Search code examples
node.jscsvparsingpapaparse

Parse Remote CSV File using Nodejs / Papa Parse?


I am currently working on parsing a remote csv product feed from a Node app and would like to use Papa Parse to do that (as I have had success with it in the browser in the past).

Papa Parse Github: https://github.com/mholt/PapaParse

My initial attempts and web searching haven't turned up exactly how this would be done. The Papa readme says that Papa Parse is now compatible with Node and as such Baby Parse (which used to serve some of the Node parsing functionality) has been depreciated.

Here's a link to the Node section of the docs for anyone stumbling on this issue in the future: https://github.com/mholt/PapaParse#papa-parse-for-node

From that doc paragraph it looks like Papa Parse in Node can parse a readable stream instead of a File. My question is;

Is there any way to utilize Readable Streams functionality to use Papa to download / parse a remote CSV in Node some what similar to how Papa in the browser uses XMLHttpRequest to accomplish that same goal?

For Future Visibility For those searching on the topic (and to avoid repeating a similar question) attempting to utilize the remote file parsing functionality described here: http://papaparse.com/docs#remote-files will result in the following error in your console:

"Unhandled rejection ReferenceError: XMLHttpRequest is not defined"

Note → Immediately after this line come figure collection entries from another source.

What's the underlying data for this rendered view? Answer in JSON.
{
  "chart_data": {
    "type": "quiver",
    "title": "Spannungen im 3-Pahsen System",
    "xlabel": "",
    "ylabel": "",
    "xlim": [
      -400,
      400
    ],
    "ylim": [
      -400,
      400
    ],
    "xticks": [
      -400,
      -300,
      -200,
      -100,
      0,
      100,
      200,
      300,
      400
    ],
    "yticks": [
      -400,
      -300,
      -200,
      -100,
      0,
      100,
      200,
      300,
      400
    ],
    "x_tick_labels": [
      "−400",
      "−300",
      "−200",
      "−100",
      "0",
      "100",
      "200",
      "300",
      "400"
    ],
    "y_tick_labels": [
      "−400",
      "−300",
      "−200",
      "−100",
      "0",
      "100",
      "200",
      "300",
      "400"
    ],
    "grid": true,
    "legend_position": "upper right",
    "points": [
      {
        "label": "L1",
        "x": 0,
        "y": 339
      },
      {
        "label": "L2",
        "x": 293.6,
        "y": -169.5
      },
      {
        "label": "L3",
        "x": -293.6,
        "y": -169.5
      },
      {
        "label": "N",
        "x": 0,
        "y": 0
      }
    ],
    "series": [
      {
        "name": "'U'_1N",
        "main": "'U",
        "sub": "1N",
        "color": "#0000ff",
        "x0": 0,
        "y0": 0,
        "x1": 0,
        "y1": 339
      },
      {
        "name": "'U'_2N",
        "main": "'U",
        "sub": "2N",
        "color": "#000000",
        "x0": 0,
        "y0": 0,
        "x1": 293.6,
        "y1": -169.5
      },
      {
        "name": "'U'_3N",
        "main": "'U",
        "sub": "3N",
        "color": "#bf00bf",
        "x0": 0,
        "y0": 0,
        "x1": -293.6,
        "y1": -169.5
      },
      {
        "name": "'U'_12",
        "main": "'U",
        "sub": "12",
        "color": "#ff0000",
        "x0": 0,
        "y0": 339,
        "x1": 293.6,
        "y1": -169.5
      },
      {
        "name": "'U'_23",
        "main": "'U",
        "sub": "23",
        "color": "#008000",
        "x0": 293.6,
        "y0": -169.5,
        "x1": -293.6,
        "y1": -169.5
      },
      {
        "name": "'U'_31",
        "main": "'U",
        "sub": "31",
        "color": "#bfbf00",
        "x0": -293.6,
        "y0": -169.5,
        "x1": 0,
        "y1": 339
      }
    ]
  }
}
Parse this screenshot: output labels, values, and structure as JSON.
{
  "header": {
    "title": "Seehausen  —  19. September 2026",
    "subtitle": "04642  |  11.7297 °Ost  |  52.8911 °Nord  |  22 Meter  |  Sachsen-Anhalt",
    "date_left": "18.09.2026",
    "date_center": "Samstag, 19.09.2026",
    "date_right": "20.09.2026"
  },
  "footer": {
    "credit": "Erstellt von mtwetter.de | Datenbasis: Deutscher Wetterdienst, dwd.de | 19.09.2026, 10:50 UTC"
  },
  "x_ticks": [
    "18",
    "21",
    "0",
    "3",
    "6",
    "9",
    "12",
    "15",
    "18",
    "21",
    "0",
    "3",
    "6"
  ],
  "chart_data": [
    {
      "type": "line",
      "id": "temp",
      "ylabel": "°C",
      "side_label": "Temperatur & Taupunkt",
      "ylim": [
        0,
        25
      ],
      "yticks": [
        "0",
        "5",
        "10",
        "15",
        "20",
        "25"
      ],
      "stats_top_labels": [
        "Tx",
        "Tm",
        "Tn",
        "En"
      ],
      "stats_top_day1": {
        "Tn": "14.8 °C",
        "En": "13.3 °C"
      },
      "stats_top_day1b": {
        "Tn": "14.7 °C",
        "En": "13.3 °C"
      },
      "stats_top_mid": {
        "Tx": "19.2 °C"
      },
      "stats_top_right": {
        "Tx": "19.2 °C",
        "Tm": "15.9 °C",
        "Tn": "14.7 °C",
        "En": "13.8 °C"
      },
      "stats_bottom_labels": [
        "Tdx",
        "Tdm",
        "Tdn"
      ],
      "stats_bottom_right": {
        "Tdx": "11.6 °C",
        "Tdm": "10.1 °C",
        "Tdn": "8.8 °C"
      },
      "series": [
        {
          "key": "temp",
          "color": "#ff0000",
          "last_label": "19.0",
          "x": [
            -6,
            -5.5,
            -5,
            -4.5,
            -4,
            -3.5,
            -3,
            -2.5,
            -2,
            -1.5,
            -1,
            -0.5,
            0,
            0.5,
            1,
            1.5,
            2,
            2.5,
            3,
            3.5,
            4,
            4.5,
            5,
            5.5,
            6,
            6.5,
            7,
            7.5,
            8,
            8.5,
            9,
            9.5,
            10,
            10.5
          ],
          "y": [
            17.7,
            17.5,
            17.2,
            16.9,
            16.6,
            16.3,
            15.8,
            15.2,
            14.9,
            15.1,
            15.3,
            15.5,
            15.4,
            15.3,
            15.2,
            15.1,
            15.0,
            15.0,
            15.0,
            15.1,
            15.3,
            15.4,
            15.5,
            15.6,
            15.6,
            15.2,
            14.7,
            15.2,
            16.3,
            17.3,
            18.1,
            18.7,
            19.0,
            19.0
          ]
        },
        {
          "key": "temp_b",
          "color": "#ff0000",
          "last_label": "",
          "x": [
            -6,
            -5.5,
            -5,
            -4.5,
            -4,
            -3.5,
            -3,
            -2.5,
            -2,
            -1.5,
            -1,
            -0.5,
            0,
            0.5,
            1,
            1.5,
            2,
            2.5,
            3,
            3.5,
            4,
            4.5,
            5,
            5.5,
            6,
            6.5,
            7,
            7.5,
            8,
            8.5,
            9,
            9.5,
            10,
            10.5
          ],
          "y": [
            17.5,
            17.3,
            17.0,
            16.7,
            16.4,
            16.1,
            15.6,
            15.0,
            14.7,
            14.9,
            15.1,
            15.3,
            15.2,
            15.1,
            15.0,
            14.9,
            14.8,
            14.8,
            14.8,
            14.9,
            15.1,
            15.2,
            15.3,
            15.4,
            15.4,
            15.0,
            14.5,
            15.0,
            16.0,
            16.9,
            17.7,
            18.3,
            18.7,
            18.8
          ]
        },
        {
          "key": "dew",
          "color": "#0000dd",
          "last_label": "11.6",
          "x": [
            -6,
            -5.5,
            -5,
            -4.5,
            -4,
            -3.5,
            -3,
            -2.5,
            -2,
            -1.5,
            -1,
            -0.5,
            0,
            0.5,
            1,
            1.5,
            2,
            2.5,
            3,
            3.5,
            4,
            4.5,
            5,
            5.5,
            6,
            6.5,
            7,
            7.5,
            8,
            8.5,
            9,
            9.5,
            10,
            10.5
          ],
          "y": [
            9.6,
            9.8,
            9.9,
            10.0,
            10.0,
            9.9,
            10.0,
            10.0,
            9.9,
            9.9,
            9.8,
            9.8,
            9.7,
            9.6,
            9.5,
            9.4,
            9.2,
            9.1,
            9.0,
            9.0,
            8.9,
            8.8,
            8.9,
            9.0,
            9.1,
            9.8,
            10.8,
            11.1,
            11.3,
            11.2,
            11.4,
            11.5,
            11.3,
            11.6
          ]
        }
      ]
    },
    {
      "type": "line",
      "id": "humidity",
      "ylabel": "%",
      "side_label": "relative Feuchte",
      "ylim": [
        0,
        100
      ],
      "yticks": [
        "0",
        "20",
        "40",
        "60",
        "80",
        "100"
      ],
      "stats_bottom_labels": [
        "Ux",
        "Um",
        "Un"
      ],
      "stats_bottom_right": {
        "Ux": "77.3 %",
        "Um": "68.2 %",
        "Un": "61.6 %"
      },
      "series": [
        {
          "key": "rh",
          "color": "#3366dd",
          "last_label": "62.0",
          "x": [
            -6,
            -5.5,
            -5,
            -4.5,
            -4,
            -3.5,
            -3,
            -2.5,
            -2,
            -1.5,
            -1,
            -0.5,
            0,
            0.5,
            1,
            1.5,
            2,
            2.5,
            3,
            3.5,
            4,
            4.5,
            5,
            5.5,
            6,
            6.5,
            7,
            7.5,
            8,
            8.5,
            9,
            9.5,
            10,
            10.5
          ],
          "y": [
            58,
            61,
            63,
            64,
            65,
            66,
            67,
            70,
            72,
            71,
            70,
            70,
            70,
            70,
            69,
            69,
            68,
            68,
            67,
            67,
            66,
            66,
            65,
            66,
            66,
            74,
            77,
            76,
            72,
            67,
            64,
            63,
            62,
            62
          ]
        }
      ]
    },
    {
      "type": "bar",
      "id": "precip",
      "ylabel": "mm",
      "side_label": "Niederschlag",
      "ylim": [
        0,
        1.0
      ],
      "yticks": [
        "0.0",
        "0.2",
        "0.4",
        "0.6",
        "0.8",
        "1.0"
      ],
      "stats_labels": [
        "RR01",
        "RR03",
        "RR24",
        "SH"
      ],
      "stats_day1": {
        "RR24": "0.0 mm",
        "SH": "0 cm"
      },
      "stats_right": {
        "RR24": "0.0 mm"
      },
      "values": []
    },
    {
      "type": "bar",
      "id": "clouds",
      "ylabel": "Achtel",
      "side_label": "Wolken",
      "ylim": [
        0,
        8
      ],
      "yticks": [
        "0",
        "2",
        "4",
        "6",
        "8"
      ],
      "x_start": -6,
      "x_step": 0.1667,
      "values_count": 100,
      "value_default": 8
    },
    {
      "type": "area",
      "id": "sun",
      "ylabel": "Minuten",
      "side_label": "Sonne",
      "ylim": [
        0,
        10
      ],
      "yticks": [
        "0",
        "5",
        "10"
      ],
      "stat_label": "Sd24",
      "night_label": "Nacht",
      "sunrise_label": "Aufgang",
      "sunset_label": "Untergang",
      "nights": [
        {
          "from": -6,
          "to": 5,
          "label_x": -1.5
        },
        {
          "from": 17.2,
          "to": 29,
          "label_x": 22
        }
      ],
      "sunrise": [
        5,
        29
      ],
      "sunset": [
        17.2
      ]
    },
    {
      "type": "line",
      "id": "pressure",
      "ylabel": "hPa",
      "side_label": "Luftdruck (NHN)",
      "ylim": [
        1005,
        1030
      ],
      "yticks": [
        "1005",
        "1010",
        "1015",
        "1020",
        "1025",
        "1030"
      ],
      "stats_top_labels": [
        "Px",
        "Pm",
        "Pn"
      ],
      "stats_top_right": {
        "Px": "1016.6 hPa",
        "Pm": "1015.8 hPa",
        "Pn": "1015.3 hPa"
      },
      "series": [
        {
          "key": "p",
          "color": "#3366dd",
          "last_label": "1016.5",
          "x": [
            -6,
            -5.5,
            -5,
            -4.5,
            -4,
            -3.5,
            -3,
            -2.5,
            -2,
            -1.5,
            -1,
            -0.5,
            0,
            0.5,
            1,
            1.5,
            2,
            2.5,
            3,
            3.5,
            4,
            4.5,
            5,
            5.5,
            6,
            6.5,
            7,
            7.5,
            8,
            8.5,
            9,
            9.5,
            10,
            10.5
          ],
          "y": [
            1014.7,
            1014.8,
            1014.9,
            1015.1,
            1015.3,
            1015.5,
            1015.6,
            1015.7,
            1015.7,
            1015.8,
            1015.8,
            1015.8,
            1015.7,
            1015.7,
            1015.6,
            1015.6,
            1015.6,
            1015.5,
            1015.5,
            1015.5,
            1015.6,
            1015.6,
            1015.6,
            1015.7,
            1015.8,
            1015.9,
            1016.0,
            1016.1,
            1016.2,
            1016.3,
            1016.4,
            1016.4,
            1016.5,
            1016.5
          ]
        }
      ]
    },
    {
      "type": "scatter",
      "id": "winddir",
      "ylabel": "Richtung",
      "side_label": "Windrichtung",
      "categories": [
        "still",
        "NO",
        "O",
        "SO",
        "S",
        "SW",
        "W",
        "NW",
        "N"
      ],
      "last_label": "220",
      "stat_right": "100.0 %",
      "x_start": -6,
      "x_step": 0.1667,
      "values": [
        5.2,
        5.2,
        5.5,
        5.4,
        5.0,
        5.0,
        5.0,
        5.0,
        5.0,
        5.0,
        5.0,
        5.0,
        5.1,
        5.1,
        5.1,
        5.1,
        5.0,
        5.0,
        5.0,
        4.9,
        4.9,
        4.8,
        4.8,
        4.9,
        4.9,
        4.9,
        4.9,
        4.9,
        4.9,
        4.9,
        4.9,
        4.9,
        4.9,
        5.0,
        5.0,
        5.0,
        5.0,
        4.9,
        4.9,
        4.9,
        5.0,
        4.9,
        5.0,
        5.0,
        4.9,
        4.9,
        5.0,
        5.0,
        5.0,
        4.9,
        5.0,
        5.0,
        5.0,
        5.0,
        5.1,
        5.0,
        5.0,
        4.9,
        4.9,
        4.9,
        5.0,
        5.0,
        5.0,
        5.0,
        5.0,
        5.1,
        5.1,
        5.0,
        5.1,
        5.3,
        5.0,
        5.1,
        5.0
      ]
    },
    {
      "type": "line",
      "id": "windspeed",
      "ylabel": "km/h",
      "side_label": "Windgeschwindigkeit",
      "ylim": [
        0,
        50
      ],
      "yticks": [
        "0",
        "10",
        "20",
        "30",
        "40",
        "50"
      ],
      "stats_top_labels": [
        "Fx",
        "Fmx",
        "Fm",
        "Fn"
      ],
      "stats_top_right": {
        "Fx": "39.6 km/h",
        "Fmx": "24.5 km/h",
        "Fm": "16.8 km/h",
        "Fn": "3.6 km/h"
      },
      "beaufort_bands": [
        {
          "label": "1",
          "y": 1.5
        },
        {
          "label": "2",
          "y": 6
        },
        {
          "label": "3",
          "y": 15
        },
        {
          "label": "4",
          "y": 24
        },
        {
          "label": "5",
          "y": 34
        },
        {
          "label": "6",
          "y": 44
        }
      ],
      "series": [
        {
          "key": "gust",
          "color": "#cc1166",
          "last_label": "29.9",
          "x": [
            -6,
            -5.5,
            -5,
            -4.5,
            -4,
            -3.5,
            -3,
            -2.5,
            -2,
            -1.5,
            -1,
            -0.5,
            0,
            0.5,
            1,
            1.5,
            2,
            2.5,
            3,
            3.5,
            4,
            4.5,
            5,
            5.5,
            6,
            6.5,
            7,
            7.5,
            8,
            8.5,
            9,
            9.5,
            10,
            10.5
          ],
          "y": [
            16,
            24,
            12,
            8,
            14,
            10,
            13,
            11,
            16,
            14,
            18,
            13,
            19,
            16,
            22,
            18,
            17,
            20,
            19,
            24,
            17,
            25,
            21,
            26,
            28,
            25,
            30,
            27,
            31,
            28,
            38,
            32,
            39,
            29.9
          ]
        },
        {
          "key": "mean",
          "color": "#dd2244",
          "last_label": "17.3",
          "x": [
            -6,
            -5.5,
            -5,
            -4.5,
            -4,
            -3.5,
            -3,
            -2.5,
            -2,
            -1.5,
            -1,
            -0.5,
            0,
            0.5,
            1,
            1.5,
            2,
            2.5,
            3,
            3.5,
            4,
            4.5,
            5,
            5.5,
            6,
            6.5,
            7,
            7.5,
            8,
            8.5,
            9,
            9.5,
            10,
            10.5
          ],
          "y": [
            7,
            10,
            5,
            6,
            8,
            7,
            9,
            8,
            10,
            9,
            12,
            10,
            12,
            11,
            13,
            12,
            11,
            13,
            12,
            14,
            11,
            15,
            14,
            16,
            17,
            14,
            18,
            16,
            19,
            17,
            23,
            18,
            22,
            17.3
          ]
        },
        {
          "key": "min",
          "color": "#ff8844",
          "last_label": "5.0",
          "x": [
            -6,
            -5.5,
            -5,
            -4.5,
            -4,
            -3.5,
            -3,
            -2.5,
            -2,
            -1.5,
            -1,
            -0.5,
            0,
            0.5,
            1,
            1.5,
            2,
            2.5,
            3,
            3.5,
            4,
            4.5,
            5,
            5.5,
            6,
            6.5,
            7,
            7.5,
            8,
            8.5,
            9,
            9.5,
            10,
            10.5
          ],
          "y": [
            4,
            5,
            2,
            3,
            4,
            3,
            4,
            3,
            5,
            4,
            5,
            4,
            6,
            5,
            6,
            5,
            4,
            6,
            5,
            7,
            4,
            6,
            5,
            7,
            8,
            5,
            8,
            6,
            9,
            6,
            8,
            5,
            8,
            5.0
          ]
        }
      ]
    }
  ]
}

I have opened an issue on the official repository and will update this Question as I learn more about the problems that need to be solved.


Solution

  • Actually you could use a lightweight stream transformation library called scramjet - parsing CSV straight from http stream is one of my main examples. It also uses PapaParse to parse CSVs.

    All you wrote above, with any transforms in between, can be done in just couple lines:

    const {StringStream} = require("scramjet");
    const request = require("request");
    
    request.get("https://srv.example.com/main.csv")   // fetch csv
        .pipe(new StringStream())                       // pass to stream
        .CSVParse()                                   // parse into objects
        .consume(object => console.log("Row:", object))  // do whatever you like with the objects
        .then(() => console.log("all done"))
    

    In your own example you're saving the file to disk, which is not necessary even with PapaParse.